§ 57 Tilgung von Eintragungen

(1) Eintragungen im Register werden nach Ablauf der in Absatz 2 bestimmten Frist getilgt. Sie werden ein Jahr nach Eintritt der Tilgungsreife aus dem Register entfernt. Während des Zeitraums zwischen Tilgungsreife und der Entfernung darf über Eintragungen nur dem betroffenen Verband Auskunft erteilt werden.

(2) Die Tilgungsfrist beträgt:

1. bei Eintragungen von Verbandssanktionen:

a) 15 Jahre, wenn das Gericht nach § 3 Absatz 2 einen besonders schweren Fall festgestellt hat,

b) zehn Jahre in den übrigen Fällen,

2. bei Eintragungen von Geldbußen nach § 30 des Gesetzes über Ordnungswidrigkeiten fünf Jahre.

(3) Die Tilgungsfrist beginnt mit dem Tag der ersten Entscheidung. Dieser Zeitpunkt bleibt auch maßgebend, wenn eine Entscheidung im Wiederaufnahmeverfahren aufrechterhalten wird oder eine andere registerpflichtige Verurteilung erfolgt. Die Frist läuft nicht ab, solange sich aus dem Register ergibt, dass die Vollstreckung einer Verbandssanktion oder Geldbuße, der öffentlichen Bekanntmachung oder einer Maßnahme noch nicht erledigt ist.
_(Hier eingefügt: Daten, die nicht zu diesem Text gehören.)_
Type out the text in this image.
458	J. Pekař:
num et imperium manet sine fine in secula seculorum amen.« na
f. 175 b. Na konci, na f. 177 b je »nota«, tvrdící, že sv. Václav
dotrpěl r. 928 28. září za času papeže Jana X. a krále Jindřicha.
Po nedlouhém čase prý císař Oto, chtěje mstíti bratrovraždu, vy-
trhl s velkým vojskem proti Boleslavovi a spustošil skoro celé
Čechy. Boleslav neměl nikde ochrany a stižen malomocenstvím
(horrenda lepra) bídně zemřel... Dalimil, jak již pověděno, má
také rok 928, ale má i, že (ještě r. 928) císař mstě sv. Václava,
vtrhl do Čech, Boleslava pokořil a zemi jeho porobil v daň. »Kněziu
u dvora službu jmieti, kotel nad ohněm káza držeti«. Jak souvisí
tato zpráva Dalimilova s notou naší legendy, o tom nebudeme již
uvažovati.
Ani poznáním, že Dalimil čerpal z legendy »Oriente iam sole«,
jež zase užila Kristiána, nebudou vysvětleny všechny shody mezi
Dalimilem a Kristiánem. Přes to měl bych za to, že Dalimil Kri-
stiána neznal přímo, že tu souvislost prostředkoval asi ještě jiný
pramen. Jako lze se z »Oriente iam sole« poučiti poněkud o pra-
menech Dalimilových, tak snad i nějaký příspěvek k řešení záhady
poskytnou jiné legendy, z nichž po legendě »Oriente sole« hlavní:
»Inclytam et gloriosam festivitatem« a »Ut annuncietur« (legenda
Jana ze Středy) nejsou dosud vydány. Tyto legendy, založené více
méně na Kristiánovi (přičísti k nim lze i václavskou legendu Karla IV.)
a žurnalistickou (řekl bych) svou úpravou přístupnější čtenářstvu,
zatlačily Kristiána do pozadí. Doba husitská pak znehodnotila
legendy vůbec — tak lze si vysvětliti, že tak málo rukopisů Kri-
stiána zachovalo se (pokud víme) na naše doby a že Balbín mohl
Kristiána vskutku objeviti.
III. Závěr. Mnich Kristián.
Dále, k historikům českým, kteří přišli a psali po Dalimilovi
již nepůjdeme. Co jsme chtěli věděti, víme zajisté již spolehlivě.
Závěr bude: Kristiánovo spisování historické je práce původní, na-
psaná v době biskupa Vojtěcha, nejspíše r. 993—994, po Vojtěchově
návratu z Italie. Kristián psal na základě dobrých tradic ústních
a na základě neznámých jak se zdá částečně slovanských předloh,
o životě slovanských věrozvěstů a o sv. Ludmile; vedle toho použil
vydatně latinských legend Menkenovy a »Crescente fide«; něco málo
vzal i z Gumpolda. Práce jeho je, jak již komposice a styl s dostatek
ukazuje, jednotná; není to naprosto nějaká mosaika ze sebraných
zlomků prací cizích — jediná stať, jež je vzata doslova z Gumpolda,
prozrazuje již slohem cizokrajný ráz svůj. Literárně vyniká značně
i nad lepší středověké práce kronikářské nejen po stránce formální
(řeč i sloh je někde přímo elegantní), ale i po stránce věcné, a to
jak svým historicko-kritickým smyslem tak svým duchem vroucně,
(4) Enthält das Register mehrere Eintragungen, so ist die Tilgung einer Eintragung erst zulässig, wenn für alle Eintragungen die Voraussetzungen der Tilgung vorliegen.

(5) Die Registerbehörde kann anordnen, dass Eintragungen ungeachtet der Frist des Absatzes 2 zu tilgen sind, falls die Vollstreckung erledigt ist und das öffentliche Interesse der Tilgung nicht entgegensteht. Die Registerbehörde soll das erkennende Gericht und die zuständige Vollstreckungsbehörde zuvor hören.

(6) Ist die Eintragung im Register getilgt worden oder ist sie zu tilgen, so darf die Eintragung nicht mehr zum Nachteil des Verbandes verwertet werden.

(7) Die Registerbehörde hat vor ihrer Entscheidung darüber, ob eine zu Unrecht getilgte Eintragung wieder in das Register aufgenommen wird, dem betroffenen Verband Gelegenheit zur Stellungnahme zu geben.